Re: [patch] helps fe-connect.c handle -EINTR more gracefully - Mailing list pgsql-hackers

From David Ford
Subject Re: [patch] helps fe-connect.c handle -EINTR more gracefully
Date
Msg-id 3BDA1705.9020207@blue-labs.org
Whole thread Raw
In response to [patch] helps fe-connect.c handle -EINTR more gracefully  (David Ford <david@blue-labs.org>)
Responses Re: [patch] helps fe-connect.c handle -EINTR more gracefully
List pgsql-hackers
>
>
>
>I think you are missing the point.  I am not saying that we shouldn't
>deal with EINTR; rather I am raising what I think is a legitimate
>question: *what* is the most appropriate response?  My reading of
>HP's gloss suggests that we could treat EINTR the same as EINPROGRESS,
>ie, consider the connect() to have succeeded and move on to the
>wait-for-connection-complete-or-failure-using-select() phase.
>If that works I would prefer it to repeating the connect() call,
>primarily because it avoids any possibility of introducing an
>infinite loop.
>

You wouldn't get an infinite loop, you'd get Exx indicating the 
operation was in progress.  Yes,  you could spin on a select() waiting 
for the end result.  What I normally do is this:

connect()

while(select()) {   switch () {       case EINTR:           break;       case EINPROGRESS:           nanosleep();
   break;       case ETIMEDOUT:       default:           /* handle timeout and other error conditions nicely for the 
 
user */           break;   }
}

With EINTR, it's fine to immediately start working again because your 
code was interrupted from outside this scope.  We don't know where in 
connect() we were interrupted, blocking or non-blocking.  With 
EINPROGRESS I sleep for a while to be nice to the system.  Here we know 
that things are moving along like they should be and we are in a proper 
sleepable period.

That isn't to imply that things will break if we sleep from EINTR.  Only 
that connect() exited due to an interruption, not due to planning.

>
>No, we don't.  If you think that, then you haven't studied the code
>sufficiently to be submitting patches for it.  What we actually do
>is exactly what is recommended by the manpage you're quoting at me.
>It's just split across multiple routines.
>
I traced several calls and they run through a few functions which end 
up in pqFlush.  These code paths haven't checked the socket to see if it 
is ready for RW operation yet.  pqFlush calls send() [ignoring SSL].

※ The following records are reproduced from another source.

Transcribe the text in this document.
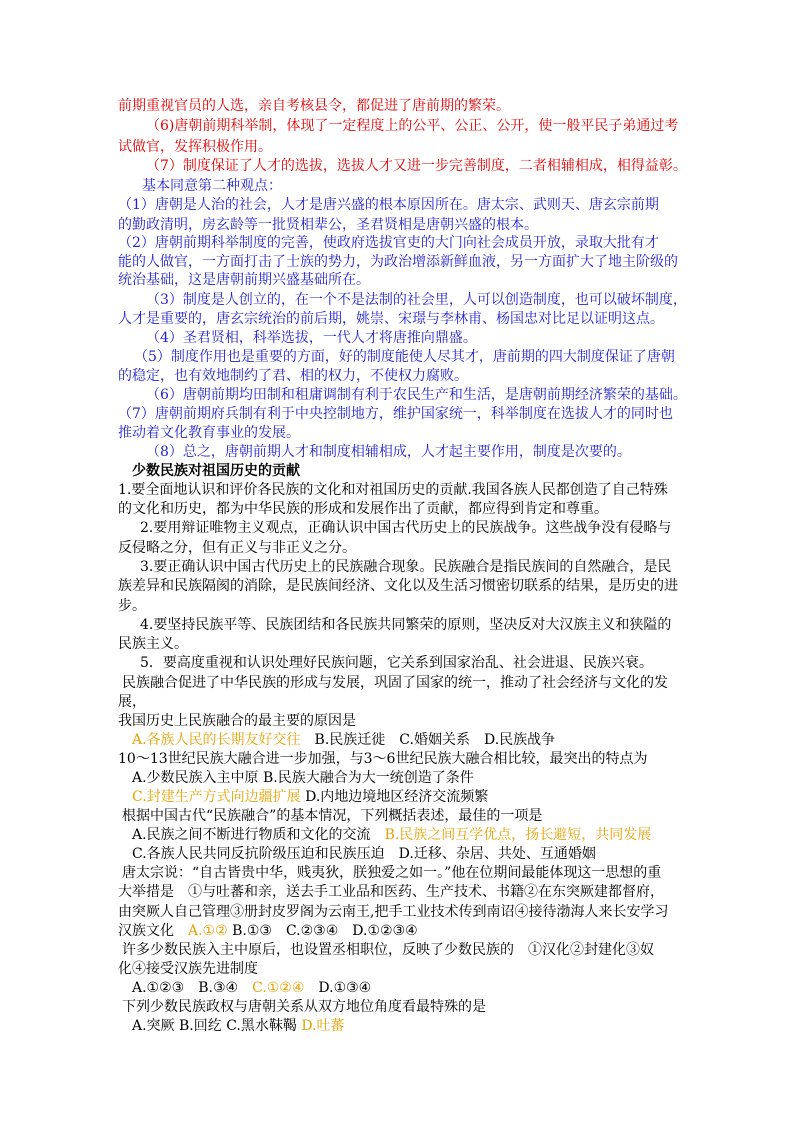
前期重视官员的人选，亲自考核县令，都促进了唐前期的繁荣。
（6)唐朝前期科举制，体现了一定程度上的公平、公正、公开，使一般平民子弟通过考
试做官，发挥积极作用。
（7）制度保证了人才的选拔，选拔人才又进一步完善制度，二者相辅相成，相得益彰。
基本同意第二种观点：
（1）唐朝是人治的社会，人才是唐兴盛的根本原因所在。唐太宗、武则天、唐玄宗前期
的勤政清明，房玄龄等一批贤相辈公，圣君贤相是唐朝兴盛的根本。
（2）唐朝前期科举制度的完善，使政府选拔官吏的大门向社会成员开放，录取大批有才
能的人做官，一方面打击了士族的势力，为政治增添新鲜血液，另一方面扩大了地主阶级的
统治基础，这是唐朝前期兴盛基础所在。
（3）制度是人创立的，在一个不是法制的社会里，人可以创造制度，也可以破坏制度，
人才是重要的，唐玄宗统治的前后期，姚崇、宋璟与李林甫、杨国忠对比足以证明这点。
（4）圣君贤相，科举选拔，一代人才将唐推向鼎盛。
（5）制度作用也是重要的方面，好的制度能使人尽其才，唐前期的四大制度保证了唐朝
的稳定，也有效地制约了君、相的权力，不使权力腐败。
（6）唐朝前期均田制和租庸调制有利于农民生产和生活，是唐朝前期经济繁荣的基础。
（7）唐朝前期府兵制有利于中央控制地方，维护国家统一，科举制度在选拔人才的同时也
推动着文化教育事业的发展。
（8）总之，唐朝前期人才和制度相辅相成，人才起主要作用，制度是次要的。
少数民族对祖国历史的贡献
1.要全面地认识和评价各民族的文化和对祖国历史的贡献.我国各族人民都创造了自己特殊
的文化和历史，都为中华民族的形成和发展作出了贡献，都应得到肯定和尊重。
2.要用辩证唯物主义观点，正确认识中国古代历史上的民族战争。这些战争没有侵略与
反侵略之分，但有正义与非正义之分。
3.要正确认识中国古代历史上的民族融合现象。民族融合是指民族间的自然融合，是民
族差异和民族隔阂的消除，是民族间经济、文化以及生活习惯密切联系的结果，是历史的进
步。
4.要坚持民族平等、民族团结和各民族共同繁荣的原则，坚决反对大汉族主义和狭隘的
民族主义。
5．要高度重视和认识处理好民族问题，它关系到国家治乱、社会进退、民族兴衰。
民族融合促进了中华民族的形成与发展，巩固了国家的统一，推动了社会经济与文化的发
展，
我国历史上民族融合的最主要的原因是
A.各族人民的长期友好交往　B.民族迁徙　C.婚姻关系　D.民族战争
10～13世纪民族大融合进一步加强，与3～6世纪民族大融合相比较，最突出的特点为
A.少数民族入主中原 B.民族大融合为大一统创造了条件
C.封建生产方式向边疆扩展 D.内地边境地区经济交流频繁
根据中国古代“民族融合”的基本情况，下列概括表述，最佳的一项是
A.民族之间不断进行物质和文化的交流　B.民族之间互学优点，扬长避短，共同发展
C.各族人民共同反抗阶级压迫和民族压迫　D.迁移、杂居、共处、互通婚姻
唐太宗说：“自古皆贵中华，贱夷狄，朕独爱之如一。”他在位期间最能体现这一思想的重
大举措是　①与吐蕃和亲，送去手工业品和医药、生产技术、书籍②在东突厥建都督府，
由突厥人自己管理③册封皮罗阁为云南王,把手工业技术传到南诏④接待渤海人来长安学习
汉族文化　A.①② B.①③　C.②③④　D.①②③④
许多少数民族入主中原后，也设置丞相职位，反映了少数民族的　①汉化②封建化③奴
化④接受汉族先进制度
A.①②③　B.③④　C.①②④　D.①③④
下列少数民族政权与唐朝关系从双方地位角度看最特殊的是
A.突厥 B.回纥 C.黑水靺鞨 D.吐蕃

Only after a lot of code has been traversed is pqWait run in which the 
socket is checked for RW and EINTR.  My point that I was bringing up 
with Peter was that it's much more nice on the system to wait for the 
socket to become usable before going through all that code.  In the 
previous email I suggested that with a sufficiently fast timer event, 
you'd never get back through the PQconnect* before being interrupted 
again and that's why I advocate putting the EINTR as close to the 
connect() as possible.  Tying this together is why it is possible to 
fail, a good amount of code is traversed before you get back to dealing 
with the socket.  Anywhere inbetween this signal events can happen again.

That's what provoked this original patch.  Unless I shut off my timer or 
changed my timer to happen in the long distant future, I would never 
have a successful connection established.